O jornalista Saleh Aljafarawi sobreviveu aos bombardeios israelenses, mas foi morto no caos posterior, na luta entre clãs armados apoiados por Israel e o Hamas

Tareq S. Hajjaj
O jornalista Saleh Aljafarawi, morto em Gaza no último domingo (12). (Foto: Reprodução / Mídia social)
O jornalista Saleh Aljafarawi, morto em Gaza no último domingo (12). (Foto: Reprodução / Mídia social)

O assassinato do ilustre jornalista palestino Saleh Aljafarawi na noite de domingo (12), poucos dias após o anúncio do cessar-fogo entre Israel e o Hamas, foi um choque para muitos em Gaza. Mas o momento da morte do querido jornalista levantou muitas questões sobre o estado de caos e ilegalidade que se espalhou pela Faixa após o fim da guerra.

De acordo com fontes locais, o contato com Aljafarawi foi perdido durante o dia de domingo. À noite, surgiu a notícia de que ele havia sido morto na área de Sina’a, a oeste da cidade de Gaza.

Quando seu corpo chegou ao Hospital Árabe Al-Ahli, fontes locais disseram que havia sinais evidentes de tortura em seu corpo e que ele havia sido atingido por sete tiros. Seus pulsos também apresentavam sinais de que ele havia sido imobilizado. Aljafarawi havia conquistado um número significativo de seguidores nas redes sociais durante os últimos dois anos de genocídio de Israel em Gaza, documentando inúmeros massacres e ataques aéreos na parte norte da Faixa durante a guerra.

Fontes locais indicam que Aljafarawi foi morto por um grupo armado do clã Doghmush, uma das maiores famílias palestinas em Gaza, com uma longa história de inimizade com o Hamas, que se estende por décadas. O clã Doghmush foi acusado pelo Hamas de colaborar com Israel.

De acordo com relatos locais e amigos próximos de Aljafarawi, ele foi morto enquanto cobria os confrontos entre o clã Doghmush e a Arrow Force, uma unidade do Hamas formada durante a guerra para combater gangues armadas israelenses que saqueavam ajuda humanitária.

O Mondoweiss tentou entrar em contato com membros da Arrow Force para comentar sobre a morte de Aljafarawi, mas o andamento dos combates com gangues armadas apoiadas por Israel em Gaza dificultaram o contato.

Um funcionário do Ministério do Interior, que supervisiona a Força Arrow, disse ao Mondoweiss que Aljafarawi foi “deliberadamente alvejado” por um grupo “fora da lei”. O funcionário acrescentou que os membros do grupo foram “tratados no âmbito da lei revolucionária”.

Na segunda-feira, um vídeo viral circulou na internet, supostamente mostrando membros da Força Arrow alinhando e executando um grupo de homens acusados de traição e de colaborar com o exército israelense por meio de um pelotão de fuzilamento.
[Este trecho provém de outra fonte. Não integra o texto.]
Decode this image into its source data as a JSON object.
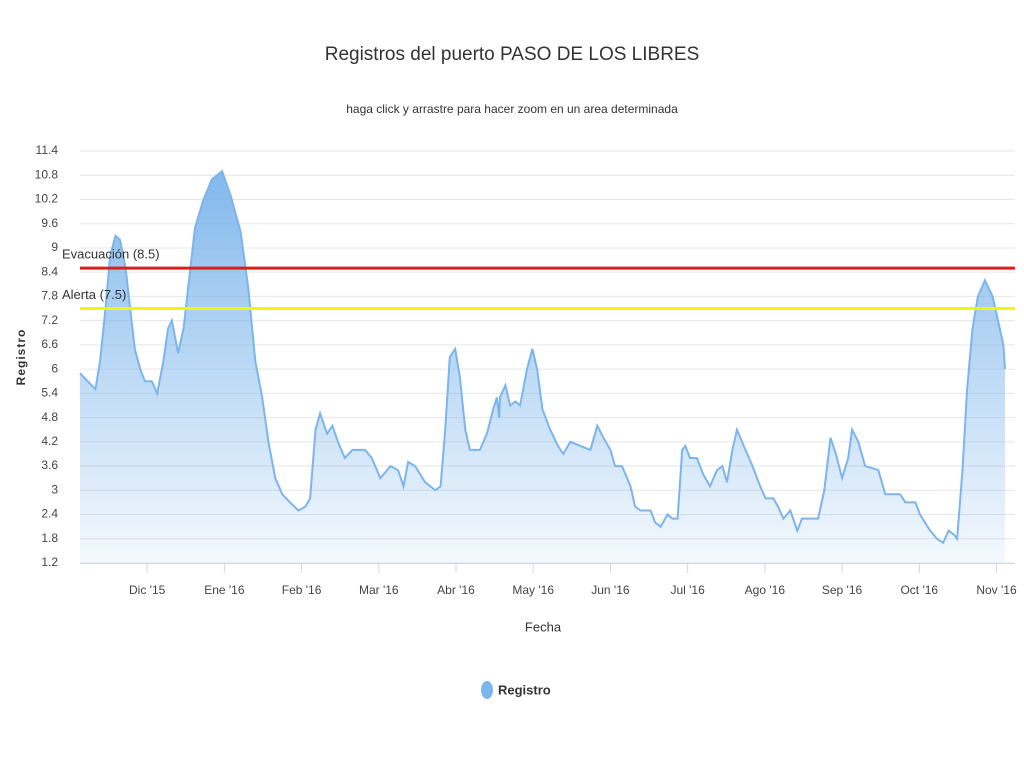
{
  "chart_data": {
    "type": "area",
    "title": "Registros del puerto PASO DE LOS LIBRES",
    "subtitle": "haga click y arrastre para hacer zoom en un area determinada",
    "x_label": "Fecha",
    "y_label": "Registro",
    "x": [
      0.13,
      0.33,
      0.39,
      0.46,
      0.52,
      0.59,
      0.65,
      0.72,
      0.78,
      0.84,
      0.91,
      0.97,
      1.06,
      1.13,
      1.21,
      1.27,
      1.32,
      1.4,
      1.47,
      1.53,
      1.62,
      1.73,
      1.84,
      1.97,
      2.08,
      2.21,
      2.31,
      2.4,
      2.49,
      2.57,
      2.66,
      2.75,
      2.85,
      2.96,
      3.05,
      3.11,
      3.18,
      3.24,
      3.33,
      3.4,
      3.47,
      3.56,
      3.66,
      3.82,
      3.91,
      4.02,
      4.15,
      4.25,
      4.32,
      4.38,
      4.47,
      4.6,
      4.73,
      4.8,
      4.86,
      4.92,
      4.99,
      5.05,
      5.12,
      5.18,
      5.31,
      5.4,
      5.48,
      5.53,
      5.56,
      5.57,
      5.64,
      5.7,
      5.77,
      5.83,
      5.92,
      5.99,
      6.05,
      6.12,
      6.22,
      6.32,
      6.39,
      6.48,
      6.61,
      6.74,
      6.83,
      6.91,
      7.0,
      7.06,
      7.15,
      7.26,
      7.32,
      7.39,
      7.52,
      7.58,
      7.65,
      7.74,
      7.8,
      7.87,
      7.93,
      7.97,
      8.03,
      8.12,
      8.2,
      8.29,
      8.38,
      8.45,
      8.51,
      8.58,
      8.64,
      8.75,
      8.84,
      8.94,
      9.01,
      9.11,
      9.17,
      9.24,
      9.33,
      9.42,
      9.48,
      9.61,
      9.69,
      9.77,
      9.85,
      9.92,
      10.0,
      10.08,
      10.13,
      10.21,
      10.3,
      10.47,
      10.56,
      10.75,
      10.82,
      10.95,
      11.01,
      11.14,
      11.23,
      11.31,
      11.38,
      11.45,
      11.49,
      11.56,
      11.62,
      11.69,
      11.76,
      11.85,
      11.95,
      12.02,
      12.09,
      12.11
    ],
    "series": [
      {
        "name": "Registro",
        "color": "#7cb5ec",
        "values": [
          5.9,
          5.5,
          6.2,
          7.5,
          8.8,
          9.3,
          9.2,
          8.5,
          7.5,
          6.5,
          6.0,
          5.7,
          5.7,
          5.4,
          6.2,
          7.0,
          7.2,
          6.4,
          7.0,
          8.0,
          9.5,
          10.2,
          10.7,
          10.9,
          10.3,
          9.4,
          8.0,
          6.2,
          5.3,
          4.2,
          3.3,
          2.9,
          2.7,
          2.5,
          2.6,
          2.8,
          4.5,
          4.9,
          4.4,
          4.6,
          4.2,
          3.8,
          4.0,
          4.0,
          3.8,
          3.3,
          3.6,
          3.5,
          3.1,
          3.7,
          3.6,
          3.2,
          3.0,
          3.1,
          4.5,
          6.3,
          6.5,
          5.8,
          4.5,
          4.0,
          4.0,
          4.4,
          5.0,
          5.3,
          4.8,
          5.3,
          5.6,
          5.1,
          5.2,
          5.1,
          6.0,
          6.5,
          6.0,
          5.0,
          4.5,
          4.1,
          3.9,
          4.2,
          4.1,
          4.0,
          4.6,
          4.3,
          4.0,
          3.6,
          3.6,
          3.1,
          2.6,
          2.5,
          2.5,
          2.2,
          2.1,
          2.4,
          2.3,
          2.3,
          4.0,
          4.1,
          3.8,
          3.8,
          3.4,
          3.1,
          3.5,
          3.6,
          3.2,
          4.0,
          4.5,
          4.0,
          3.6,
          3.1,
          2.8,
          2.8,
          2.6,
          2.3,
          2.5,
          2.0,
          2.3,
          2.3,
          2.3,
          3.0,
          4.3,
          3.9,
          3.3,
          3.8,
          4.5,
          4.2,
          3.6,
          3.5,
          2.9,
          2.9,
          2.7,
          2.7,
          2.4,
          2.0,
          1.8,
          1.7,
          2.0,
          1.9,
          1.8,
          3.5,
          5.5,
          7.0,
          7.8,
          8.2,
          7.8,
          7.2,
          6.6,
          6.0
        ]
      }
    ],
    "xlim": [
      0.13,
      12.24
    ],
    "xticks": [
      {
        "value": 1,
        "label": "Dic '15"
      },
      {
        "value": 2,
        "label": "Ene '16"
      },
      {
        "value": 3,
        "label": "Feb '16"
      },
      {
        "value": 4,
        "label": "Mar '16"
      },
      {
        "value": 5,
        "label": "Abr '16"
      },
      {
        "value": 6,
        "label": "May '16"
      },
      {
        "value": 7,
        "label": "Jun '16"
      },
      {
        "value": 8,
        "label": "Jul '16"
      },
      {
        "value": 9,
        "label": "Ago '16"
      },
      {
        "value": 10,
        "label": "Sep '16"
      },
      {
        "value": 11,
        "label": "Oct '16"
      },
      {
        "value": 12,
        "label": "Nov '16"
      }
    ],
    "ylim": [
      1.2,
      11.4
    ],
    "yticks": [
      1.2,
      1.8,
      2.4,
      3,
      3.6,
      4.2,
      4.8,
      5.4,
      6,
      6.6,
      7.2,
      7.8,
      8.4,
      9,
      9.6,
      10.2,
      10.8,
      11.4
    ],
    "grid": true,
    "plot_lines": [
      {
        "value": 8.5,
        "label": "Evacuación (8.5)",
        "color": "#e41a1c"
      },
      {
        "value": 7.5,
        "label": "Alerta (7.5)",
        "color": "#f5f500"
      }
    ]
  }
}
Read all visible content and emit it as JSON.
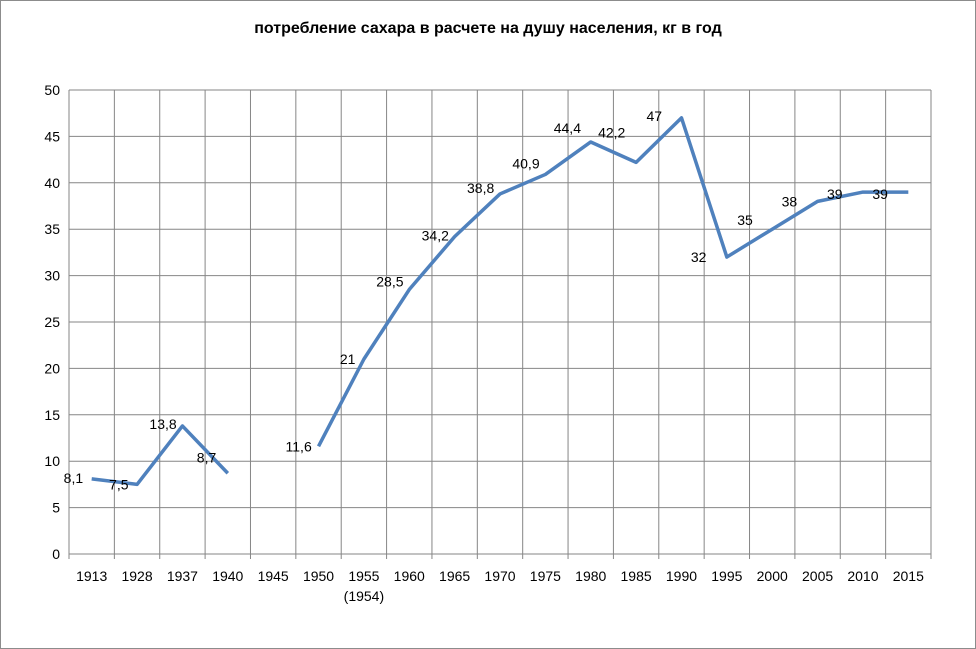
{
  "chart_data": {
    "type": "line",
    "title": "потребление сахара в расчете на душу населения, кг в год",
    "xlabel": "",
    "ylabel": "",
    "ylim": [
      0,
      50
    ],
    "yticks": [
      "0",
      "5",
      "10",
      "15",
      "20",
      "25",
      "30",
      "35",
      "40",
      "45",
      "50"
    ],
    "categories": [
      "1913",
      "1928",
      "1937",
      "1940",
      "1945",
      "1950",
      "1955\n(1954)",
      "1960",
      "1965",
      "1970",
      "1975",
      "1980",
      "1985",
      "1990",
      "1995",
      "2000",
      "2005",
      "2010",
      "2015"
    ],
    "grid": true,
    "legend": "none",
    "series_color": "#4f81bd",
    "series": [
      {
        "points": [
          {
            "x": "1913",
            "y": 8.1,
            "label": "8,1"
          },
          {
            "x": "1928",
            "y": 7.5,
            "label": "7,5"
          },
          {
            "x": "1937",
            "y": 13.8,
            "label": "13,8"
          },
          {
            "x": "1940",
            "y": 8.7,
            "label": "8,7"
          },
          {
            "x": "1945",
            "y": null,
            "label": null
          },
          {
            "x": "1950",
            "y": 11.6,
            "label": "11,6"
          },
          {
            "x": "1955",
            "y": 21,
            "label": "21"
          },
          {
            "x": "1960",
            "y": 28.5,
            "label": "28,5"
          },
          {
            "x": "1965",
            "y": 34.2,
            "label": "34,2"
          },
          {
            "x": "1970",
            "y": 38.8,
            "label": "38,8"
          },
          {
            "x": "1975",
            "y": 40.9,
            "label": "40,9"
          },
          {
            "x": "1980",
            "y": 44.4,
            "label": "44,4"
          },
          {
            "x": "1985",
            "y": 42.2,
            "label": "42,2"
          },
          {
            "x": "1990",
            "y": 47,
            "label": "47"
          },
          {
            "x": "1995",
            "y": 32,
            "label": "32"
          },
          {
            "x": "2000",
            "y": 35,
            "label": "35"
          },
          {
            "x": "2005",
            "y": 38,
            "label": "38"
          },
          {
            "x": "2010",
            "y": 39,
            "label": "39"
          },
          {
            "x": "2015",
            "y": 39,
            "label": "39"
          }
        ]
      }
    ]
  }
}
Hamas lança campanha de segurança contra gangues e milícias apoiadas por Israel

Quando Israel rompeu seu cessar-fogo anterior com o Hamas, em março deste ano, um dos principais alvos das forças israelenses foram os funcionários públicos do Ministério do Interior, que incluem a polícia e as forças de segurança interna.

O ataque sistemático a esses órgãos tinha como objetivo criar um vácuo de poder e semear o caos na Faixa. Durante a guerra, a inteligência israelense financiou e armou gangues criminosas e clãs locais para atacar o Hamas e saquear a ajuda humanitária, aprofundando a polarização social. O primeiro-ministro israelense, Benjamin Netanyahu, reconheceu abertamente essa política em junho passado.
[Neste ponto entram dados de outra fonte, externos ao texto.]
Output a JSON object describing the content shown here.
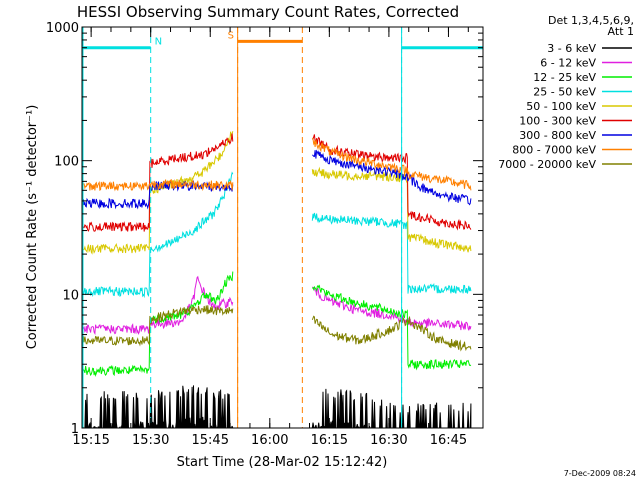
{
  "chart_data": {
    "type": "line",
    "title": "HESSI Observing Summary Count Rates, Corrected",
    "xlabel": "Start Time (28-Mar-02 15:12:42)",
    "ylabel": "Corrected Count Rate (s⁻¹ detector⁻¹)",
    "y_scale": "log",
    "ylim": [
      1,
      1000
    ],
    "yticks": [
      {
        "value": 1,
        "label": "1"
      },
      {
        "value": 10,
        "label": "10"
      },
      {
        "value": 100,
        "label": "100"
      },
      {
        "value": 1000,
        "label": "1000"
      }
    ],
    "xlim_minutes": [
      0,
      101
    ],
    "xticks": [
      {
        "minute": 2.3,
        "label": "15:15"
      },
      {
        "minute": 17.3,
        "label": "15:30"
      },
      {
        "minute": 32.3,
        "label": "15:45"
      },
      {
        "minute": 47.3,
        "label": "16:00"
      },
      {
        "minute": 62.3,
        "label": "16:15"
      },
      {
        "minute": 77.3,
        "label": "16:30"
      },
      {
        "minute": 92.3,
        "label": "16:45"
      }
    ],
    "legend": {
      "placement": "right",
      "header": [
        "Det 1,3,4,5,6,9,",
        "Att 1"
      ]
    },
    "series": [
      {
        "name": "3 - 6 keV",
        "color": "#000000",
        "segments": [
          {
            "x": [
              0,
              17,
              17.1,
              30,
              33,
              38
            ],
            "y": [
              1.6,
              1.6,
              1.6,
              1.8,
              1.6,
              1.7
            ]
          },
          {
            "x": [
              58,
              70,
              80,
              90,
              98
            ],
            "y": [
              1.7,
              1.6,
              1.3,
              1.3,
              1.3
            ]
          }
        ],
        "noise": "spiky"
      },
      {
        "name": "6 - 12 keV",
        "color": "#e020e0",
        "segments": [
          {
            "x": [
              0,
              17,
              17.1,
              25,
              28,
              29,
              31,
              33,
              38
            ],
            "y": [
              5.5,
              5.5,
              6,
              6.2,
              9,
              13,
              10,
              8,
              9
            ]
          },
          {
            "x": [
              58,
              62,
              70,
              78,
              82,
              90,
              98
            ],
            "y": [
              11,
              9,
              7.5,
              7,
              6.2,
              6,
              5.8
            ]
          }
        ]
      },
      {
        "name": "12 - 25 keV",
        "color": "#00ee00",
        "segments": [
          {
            "x": [
              0,
              17,
              17.1,
              25,
              28,
              31,
              34,
              36,
              38
            ],
            "y": [
              2.7,
              2.7,
              6.5,
              7,
              8,
              10,
              9,
              12,
              14
            ]
          },
          {
            "x": [
              58,
              62,
              70,
              78,
              82,
              82.1,
              90,
              98
            ],
            "y": [
              12,
              10,
              8.5,
              7.5,
              7,
              3,
              3,
              3
            ]
          }
        ]
      },
      {
        "name": "25 - 50 keV",
        "color": "#00e0e0",
        "segments": [
          {
            "x": [
              0,
              17,
              17.1,
              22,
              28,
              33,
              36,
              38
            ],
            "y": [
              10.5,
              10.5,
              22,
              24,
              30,
              40,
              55,
              85
            ]
          },
          {
            "x": [
              58,
              65,
              75,
              82,
              82.1,
              90,
              98
            ],
            "y": [
              38,
              36,
              35,
              33,
              11,
              11,
              11
            ]
          }
        ]
      },
      {
        "name": "50 - 100 keV",
        "color": "#d8c800",
        "segments": [
          {
            "x": [
              0,
              17,
              17.1,
              24,
              30,
              35,
              38
            ],
            "y": [
              22,
              22,
              60,
              68,
              80,
              110,
              170
            ]
          },
          {
            "x": [
              58,
              65,
              75,
              82,
              82.1,
              90,
              98
            ],
            "y": [
              82,
              78,
              77,
              74,
              27,
              24,
              22
            ]
          }
        ]
      },
      {
        "name": "100 - 300 keV",
        "color": "#e00000",
        "segments": [
          {
            "x": [
              0,
              17,
              17.1,
              24,
              30,
              35,
              38,
              38.1
            ],
            "y": [
              32,
              32,
              95,
              105,
              110,
              130,
              150,
              20
            ]
          },
          {
            "x": [
              58,
              63,
              70,
              78,
              82,
              82.1,
              90,
              98
            ],
            "y": [
              150,
              120,
              110,
              105,
              105,
              40,
              35,
              32
            ]
          }
        ]
      },
      {
        "name": "300 - 800 keV",
        "color": "#0000e0",
        "segments": [
          {
            "x": [
              0,
              17,
              17.1,
              25,
              32,
              37,
              38
            ],
            "y": [
              48,
              48,
              65,
              65,
              64,
              63,
              64
            ]
          },
          {
            "x": [
              58,
              63,
              70,
              78,
              82,
              86,
              90,
              98
            ],
            "y": [
              115,
              100,
              90,
              82,
              75,
              62,
              56,
              50
            ]
          }
        ]
      },
      {
        "name": "800 - 7000 keV",
        "color": "#ff8000",
        "segments": [
          {
            "x": [
              0,
              17,
              17.1,
              25,
              32,
              37,
              38
            ],
            "y": [
              65,
              65,
              67,
              67,
              66,
              65,
              65
            ]
          },
          {
            "x": [
              58,
              63,
              70,
              78,
              82,
              82.1,
              90,
              98
            ],
            "y": [
              140,
              115,
              100,
              90,
              85,
              80,
              72,
              65
            ]
          }
        ]
      },
      {
        "name": "7000 - 20000 keV",
        "color": "#808000",
        "segments": [
          {
            "x": [
              0,
              17,
              17.1,
              25,
              30,
              34,
              38
            ],
            "y": [
              4.5,
              4.5,
              6.5,
              7.5,
              7.8,
              7.5,
              7.5
            ]
          },
          {
            "x": [
              58,
              63,
              70,
              78,
              82,
              90,
              98
            ],
            "y": [
              6.5,
              5,
              4.5,
              5.5,
              6.5,
              4.5,
              4
            ]
          }
        ]
      }
    ],
    "flags": [
      {
        "label": "N",
        "color": "#00e0e0",
        "kind": "night",
        "intervals": [
          [
            0,
            17.3
          ],
          [
            80.5,
            101
          ]
        ],
        "level": 700
      },
      {
        "label": "S",
        "color": "#ff8000",
        "kind": "saa",
        "intervals": [
          [
            39.2,
            55.5
          ]
        ],
        "level": 780
      }
    ],
    "timestamp": "7-Dec-2009 08:24"
  }
}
Um desses grupos armados mais notórios, as chamadas Forças Populares, é liderado por Yasser Abu Shabab, membro do clã beduíno Tarabin. Acredita-se que ele esteja localizado em Rafah, em áreas ainda sob controle israelense.
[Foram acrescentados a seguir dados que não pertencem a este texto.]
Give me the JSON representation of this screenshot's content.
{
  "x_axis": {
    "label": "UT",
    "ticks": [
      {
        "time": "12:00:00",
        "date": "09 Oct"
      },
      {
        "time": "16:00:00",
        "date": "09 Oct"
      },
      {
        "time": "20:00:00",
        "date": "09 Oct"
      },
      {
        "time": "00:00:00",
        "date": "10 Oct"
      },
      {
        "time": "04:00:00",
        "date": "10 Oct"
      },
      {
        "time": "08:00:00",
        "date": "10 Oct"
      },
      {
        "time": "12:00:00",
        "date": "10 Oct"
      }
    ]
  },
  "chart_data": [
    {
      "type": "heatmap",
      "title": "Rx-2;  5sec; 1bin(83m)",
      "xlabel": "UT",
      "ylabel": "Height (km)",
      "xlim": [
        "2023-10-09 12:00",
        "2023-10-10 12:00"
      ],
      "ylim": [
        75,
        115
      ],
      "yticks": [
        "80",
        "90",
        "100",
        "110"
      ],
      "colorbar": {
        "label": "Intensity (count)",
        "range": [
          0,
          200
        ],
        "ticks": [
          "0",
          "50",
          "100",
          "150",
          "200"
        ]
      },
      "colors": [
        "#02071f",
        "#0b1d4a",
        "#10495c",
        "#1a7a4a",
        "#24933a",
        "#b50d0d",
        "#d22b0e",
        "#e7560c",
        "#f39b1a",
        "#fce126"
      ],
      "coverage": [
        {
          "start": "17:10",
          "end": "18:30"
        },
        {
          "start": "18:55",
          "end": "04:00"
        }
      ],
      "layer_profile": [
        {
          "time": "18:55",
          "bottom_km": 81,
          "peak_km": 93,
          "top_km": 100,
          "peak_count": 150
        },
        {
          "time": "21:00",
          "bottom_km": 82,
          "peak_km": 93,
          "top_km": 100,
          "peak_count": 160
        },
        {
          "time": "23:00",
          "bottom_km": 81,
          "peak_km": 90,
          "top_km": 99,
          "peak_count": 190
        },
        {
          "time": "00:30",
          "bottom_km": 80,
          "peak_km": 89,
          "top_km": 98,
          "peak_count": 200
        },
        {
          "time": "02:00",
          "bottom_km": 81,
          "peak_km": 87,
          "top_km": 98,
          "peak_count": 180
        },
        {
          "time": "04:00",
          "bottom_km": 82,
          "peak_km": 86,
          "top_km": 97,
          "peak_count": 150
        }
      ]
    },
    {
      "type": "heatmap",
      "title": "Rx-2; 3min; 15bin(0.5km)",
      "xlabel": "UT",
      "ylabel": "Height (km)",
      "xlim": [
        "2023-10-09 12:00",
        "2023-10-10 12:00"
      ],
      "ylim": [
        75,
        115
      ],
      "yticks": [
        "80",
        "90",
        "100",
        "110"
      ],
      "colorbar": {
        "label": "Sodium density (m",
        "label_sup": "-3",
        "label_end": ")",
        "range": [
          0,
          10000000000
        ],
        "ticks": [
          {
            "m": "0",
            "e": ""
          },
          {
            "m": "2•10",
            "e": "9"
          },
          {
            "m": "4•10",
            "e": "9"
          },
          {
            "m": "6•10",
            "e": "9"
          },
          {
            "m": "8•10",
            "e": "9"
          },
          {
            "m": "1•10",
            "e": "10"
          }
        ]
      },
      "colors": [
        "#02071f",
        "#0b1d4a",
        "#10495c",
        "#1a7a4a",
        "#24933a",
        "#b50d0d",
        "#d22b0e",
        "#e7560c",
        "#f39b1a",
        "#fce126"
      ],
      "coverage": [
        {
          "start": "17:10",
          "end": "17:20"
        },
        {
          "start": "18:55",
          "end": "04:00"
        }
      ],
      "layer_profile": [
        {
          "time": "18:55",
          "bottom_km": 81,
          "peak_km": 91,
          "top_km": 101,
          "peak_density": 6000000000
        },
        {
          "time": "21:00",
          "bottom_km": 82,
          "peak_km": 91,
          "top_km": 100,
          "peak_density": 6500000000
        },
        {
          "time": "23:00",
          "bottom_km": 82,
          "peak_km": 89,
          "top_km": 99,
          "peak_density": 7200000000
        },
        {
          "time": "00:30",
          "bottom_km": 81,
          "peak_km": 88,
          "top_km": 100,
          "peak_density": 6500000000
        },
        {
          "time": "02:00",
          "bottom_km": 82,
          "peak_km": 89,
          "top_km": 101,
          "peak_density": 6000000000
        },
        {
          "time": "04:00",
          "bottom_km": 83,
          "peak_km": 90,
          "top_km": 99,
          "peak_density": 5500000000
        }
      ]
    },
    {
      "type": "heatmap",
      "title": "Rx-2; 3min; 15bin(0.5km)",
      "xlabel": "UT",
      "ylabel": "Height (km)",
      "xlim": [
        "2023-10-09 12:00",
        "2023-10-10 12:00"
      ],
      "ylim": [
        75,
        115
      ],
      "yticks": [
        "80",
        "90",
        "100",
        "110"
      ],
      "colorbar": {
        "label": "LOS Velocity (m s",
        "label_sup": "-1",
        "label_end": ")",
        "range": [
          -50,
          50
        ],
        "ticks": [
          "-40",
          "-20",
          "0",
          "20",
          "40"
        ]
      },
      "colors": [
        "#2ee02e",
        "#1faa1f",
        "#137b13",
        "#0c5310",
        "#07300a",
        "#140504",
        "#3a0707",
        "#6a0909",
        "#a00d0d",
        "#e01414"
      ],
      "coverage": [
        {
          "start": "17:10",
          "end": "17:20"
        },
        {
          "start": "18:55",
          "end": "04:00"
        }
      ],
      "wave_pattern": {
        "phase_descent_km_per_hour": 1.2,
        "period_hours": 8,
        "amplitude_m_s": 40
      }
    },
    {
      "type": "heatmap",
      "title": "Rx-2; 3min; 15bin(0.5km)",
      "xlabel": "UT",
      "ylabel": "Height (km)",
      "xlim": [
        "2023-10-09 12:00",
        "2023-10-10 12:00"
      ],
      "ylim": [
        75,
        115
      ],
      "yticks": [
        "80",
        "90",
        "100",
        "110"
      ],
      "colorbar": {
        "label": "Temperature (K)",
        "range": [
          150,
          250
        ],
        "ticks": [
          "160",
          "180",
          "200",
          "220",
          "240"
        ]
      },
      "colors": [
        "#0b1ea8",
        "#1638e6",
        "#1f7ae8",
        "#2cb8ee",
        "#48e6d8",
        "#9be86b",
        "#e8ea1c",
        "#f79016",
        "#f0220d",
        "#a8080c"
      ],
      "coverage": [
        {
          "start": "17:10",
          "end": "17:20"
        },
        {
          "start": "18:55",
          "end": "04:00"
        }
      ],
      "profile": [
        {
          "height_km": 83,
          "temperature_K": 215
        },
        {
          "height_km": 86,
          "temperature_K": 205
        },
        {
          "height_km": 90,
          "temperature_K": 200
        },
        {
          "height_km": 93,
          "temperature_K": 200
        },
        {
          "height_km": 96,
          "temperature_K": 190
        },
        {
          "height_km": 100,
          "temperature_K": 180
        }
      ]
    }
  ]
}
Imediatamente após o fim da guerra, o caos se espalhou por Gaza, com o Hamas lançando uma campanha de segurança em grande escala para restaurar a ordem e prender colaboradores acusados de trabalhar com Israel durante a guerra. A campanha também buscava desmantelar grupos armados que operavam sob proteção israelense.

O Hamas anunciou a mobilização e o posicionamento de 7 mil agentes de segurança por toda Gaza para “começar a restaurar a ordem, acabar com o caos e perseguir colaboradores do exército israelense”.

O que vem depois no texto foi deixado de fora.